University of Minnesota

“If It Isn’t Fun.” – Part 11 – The American Heart Association’s Council on Epidemiology

Fred Epstein’s and my 1995 history of the tortuous journey in the development of “our” scientific council of the American Heart Association (AHA) began as follows:*

“Cardiovascular disease (CVD) epidemiology is a relatively new field that developed along with the growing burden of heart disease among Western industrial countries following World War II. Uniquely, the field was initiated not by epidemiologists but by clinicians and laboratory scientists most familiar with the manifestations and mechanisms of those diseases. These investigators became epidemiologists because they had to — to satisfy their curiosity about the changing frequency, and the associations and major population causes of coronary heart disease (CHD). These questions, and the need for sound methods to study them, brought investigators together in the 50s, and the organization that responded to their needs was the then-fledgling AHA, operating through its newly formed Scientific Council.

But the realization of a formal scientific council for epidemiology was neither easy nor simple. Rather, it was a long, upstream journey of 15 years, carried mainly by the AHA Council on Community Service and Education and its committees on Epidemiological Studies and on Criteria and Methods.
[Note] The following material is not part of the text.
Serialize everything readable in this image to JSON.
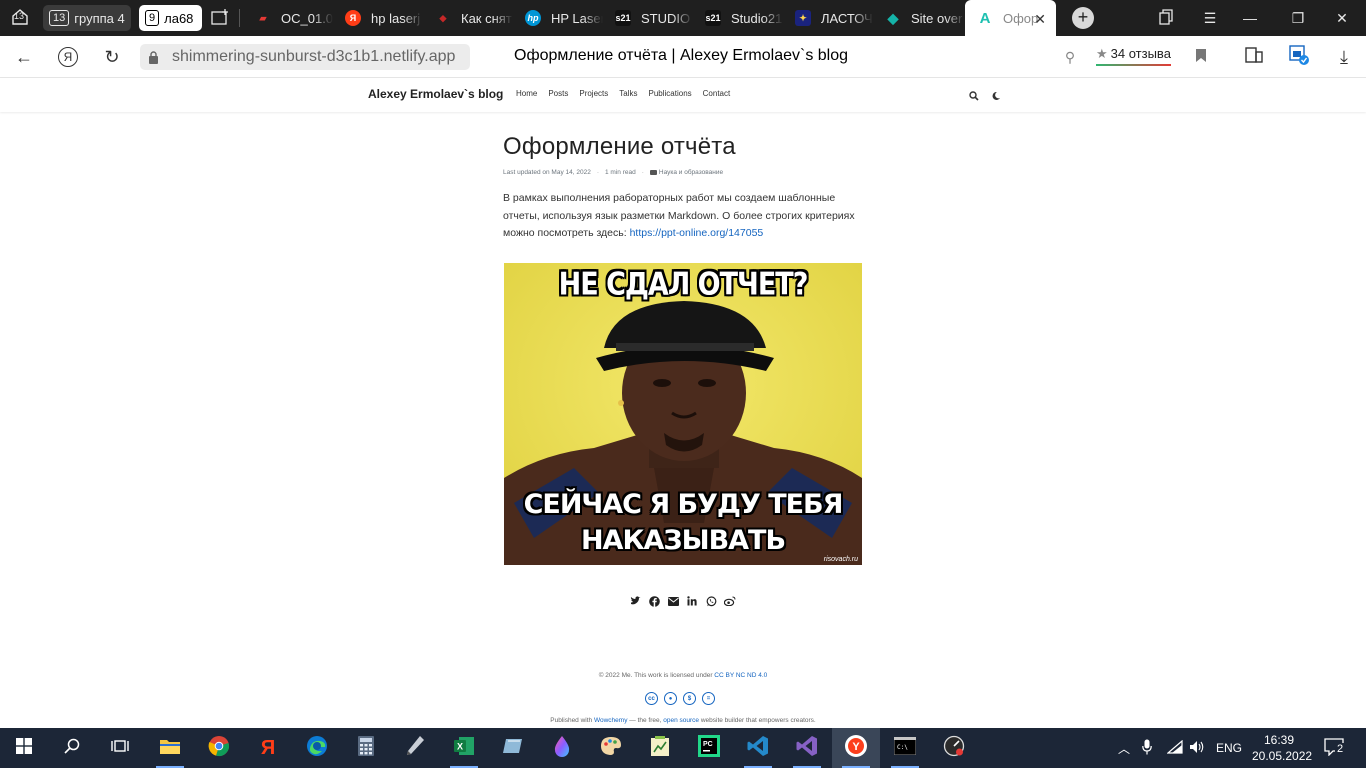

The initiative remained for years a victim of the tension in the early national AHA among the expansionists, who favored the public health, public education, lay representation role for the AHA, versus the contractionists who emphasized the strictly scientific, clinical and professional aspects of the association. The protectionism of some AHA leaders against invasion by new specialty interests also weighed against the wider view for AHA held by a few: that it must include prevention science and community service as well as bench and clinical science.

Systematic population studies of CVD got under way in the late ’40s and early ’50s in several centers, including Framingham, Minneapolis, Albany, Chicago, Evans County, Georgia, Charleston, and Los Angeles, among others. The urgent need for methods and criteria brought the investigators together as much as did the scientific ideas themselves. They held meetings on their science and its methods throughout the ’50s and ’60s, providing the impetus for a more formal council made up of physicians, epidemiologists, statisticians, social scientists, anthropologists, and geneticists. This mixed brew fermented quite well.

But in those days, among the AHA Scientific Councils, a genuine concern developed over proliferation of splinter groups. The conservative element mustered this concern to defeat the new council status for epidemiology. Meanwhile, we, the epi bunch, continued to meet annually to present “work in progress,” and we created an active Committee on Criteria and Methods. Then, in 1964, the fortuitous joining of a sympathetic retiring AHA president, Carleton Chapman, with an actively involved incoming president, Oley Paul, created a renewed impetus for council status in the national organization. This view eventually prevailed.

The AHA Council on Epidemiology and Prevention has for 30 years gone about its task in prevention science and policy. It now has 1,100 members and a well-functioning committee structure. It stays influential by effective communications in its scientific conferences, in directed efforts in research and new methods, in fostering training, including the Lake Tahoe Ten-day Seminar, in interactions with the heart association nationally, and with the National Heart, Lung, and Blood Institute, World Health Organization, the International Society and Federation of Cardiology, and the American College of Cardiology, and, finally, in public advocacy for prevention and public health research and policy. The council is now a vigorous organization and a major force for sound public policy in the prevention of heart disease and the promotion of health.”

And much more. The council has long been the collegial and organizational and spiritual center of our field.